To a casual observer, debates about national security spying can seem like a hopeless game of he-said/she-said. Government officials and congressional surveillance hawks characterize the authorities provided by measures like the FISA Amendments Act of 2008 in one way, while paranoid civil libertarians like me tell a more unsettling story. Who can say who’s right?
Fortunately, there is an authoritative unclassified source that explains what the law means: the revised 2012 edition of National Security Investigations and Prosecutions by David S. Kris (who headed the Justice Department’s National Security Division from 2009–2011) and J. Douglas Wilson.

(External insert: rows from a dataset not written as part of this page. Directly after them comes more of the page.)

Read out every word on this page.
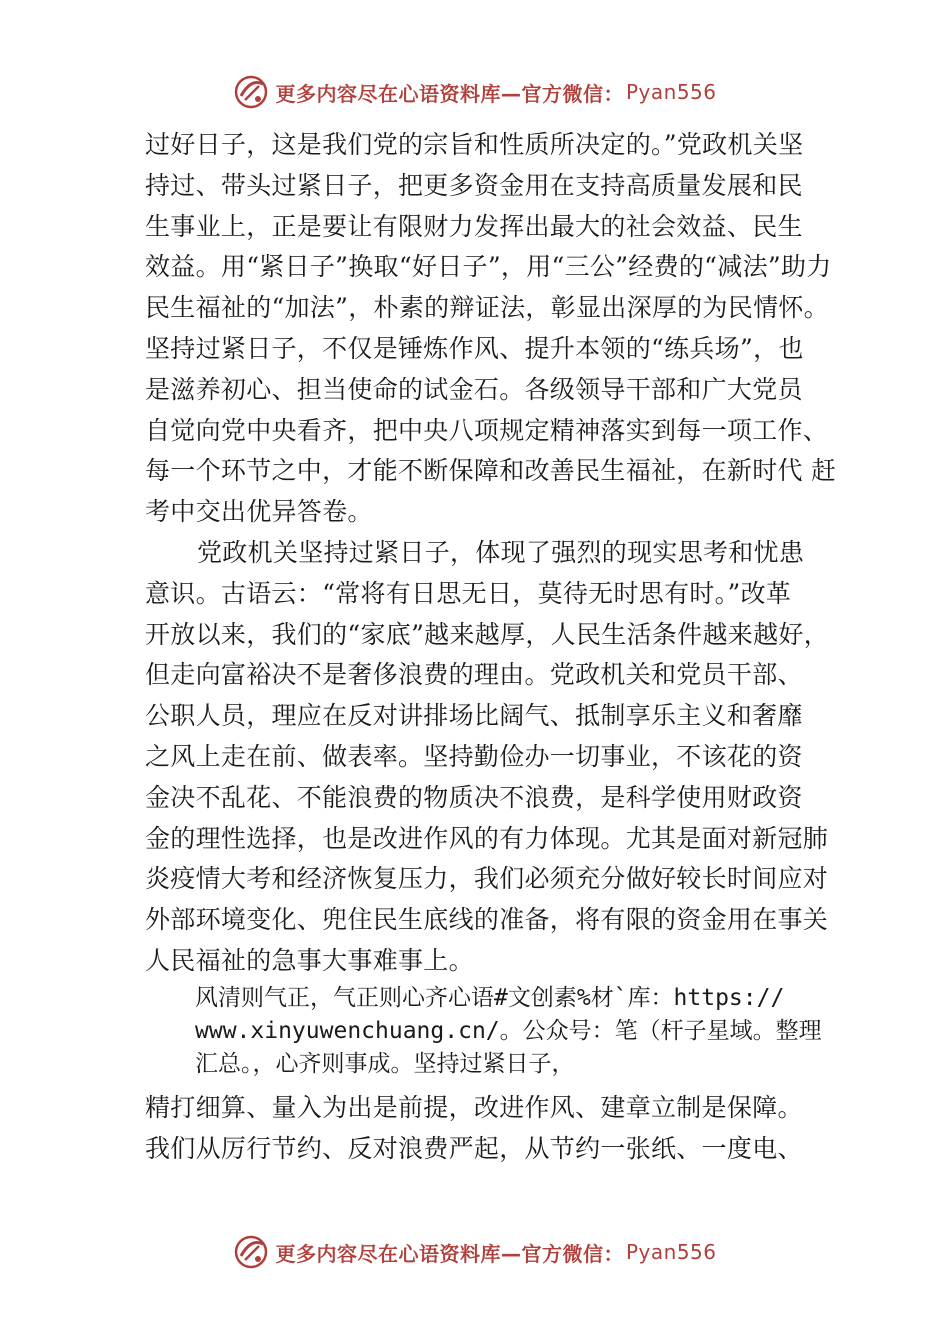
更多内容尽在心语资料库—官方微信： Pyan556
过好日子，这是我们党的宗旨和性质所决定的。”党政机关坚
持过、带头过紧日子，把更多资金用在支持高质量发展和民
生事业上，正是要让有限财力发挥出最大的社会效益、民生
效益。用“紧日子”换取“好日子”，用“三公”经费的“减法”助力
民生福祉的“加法”，朴素的辩证法，彰显出深厚的为民情怀。
坚持过紧日子，不仅是锤炼作风、提升本领的“练兵场”，也
是滋养初心、担当使命的试金石。各级领导干部和广大党员
自觉向党中央看齐，把中央八项规定精神落实到每一项工作、
每一个环节之中，才能不断保障和改善民生福祉，在新时代 赶
考中交出优异答卷。
党政机关坚持过紧日子，体现了强烈的现实思考和忧患
意识。古语云：“常将有日思无日，莫待无时思有时。”改革
开放以来，我们的“家底”越来越厚，人民生活条件越来越好，
但走向富裕决不是奢侈浪费的理由。党政机关和党员干部、
公职人员，理应在反对讲排场比阔气、抵制享乐主义和奢靡
之风上走在前、做表率。坚持勤俭办一切事业，不该花的资
金决不乱花、不能浪费的物质决不浪费，是科学使用财政资
金的理性选择，也是改进作风的有力体现。尤其是面对新冠肺
炎疫情大考和经济恢复压力，我们必须充分做好较长时间应对
外部环境变化、兜住民生底线的准备，将有限的资金用在事关
人民福祉的急事大事难事上。
风清则气正，气正则心齐心语#文创素%材`库：https://
www.xinyuwenchuang.cn/。公众号：笔（杆子星域。整理
汇总。，心齐则事成。坚持过紧日子，
精打细算、量入为出是前提，改进作风、建章立制是保障。
我们从厉行节约、反对浪费严起，从节约一张纸、一度电、
更多内容尽在心语资料库—官方微信： Pyan556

As the definitive (unclassified) treatise on what foreign intelligence surveillance law says, means, and permits, it’s the same resource you’d expect the government attorneys who apply for surveillance authority to consult for guidance on what the law does and doesn’t allow spy agencies to do. Let’s see what it says about the scope of surveillance authorized by the FAA:
[The FAA's] certification provision states that the government under Section 1881a is “not required to identify the specific facilities, places premises, or property at which an acquisition … will be directed or conducted.” This is a significant grant of authority, because it allows for authorized acquisition—surveillance or a search—directed at any facility or location. For example, an authorization targeting “al Qaeda”—which is a non-U.S. person located abroad—could allow the government to wiretap any telephone that it believes will yield information from or about al Qaeda, either because the telephone is registered to a person whom the government believes is affiliated with al Qaeda, or because the government believes that the person communicates with others who are affiliated with al Qaeda, regardless of the location of the telephone. Unless the FISC attempts to address the issue under the rubric of minimization, no judge will contemporaneously review the government’s choice of facilities or places at which to direct acquisition. [….] Review of the certification is limited to the question “whether [it] contains all the required elements”; the FISC does not look behind the government’s assertion’s. Thus, for example, the FISC could not second-guess the government’s foreign intelligence purpose of conducting the acquisition, as long as the certification in fact asserts such a purpose.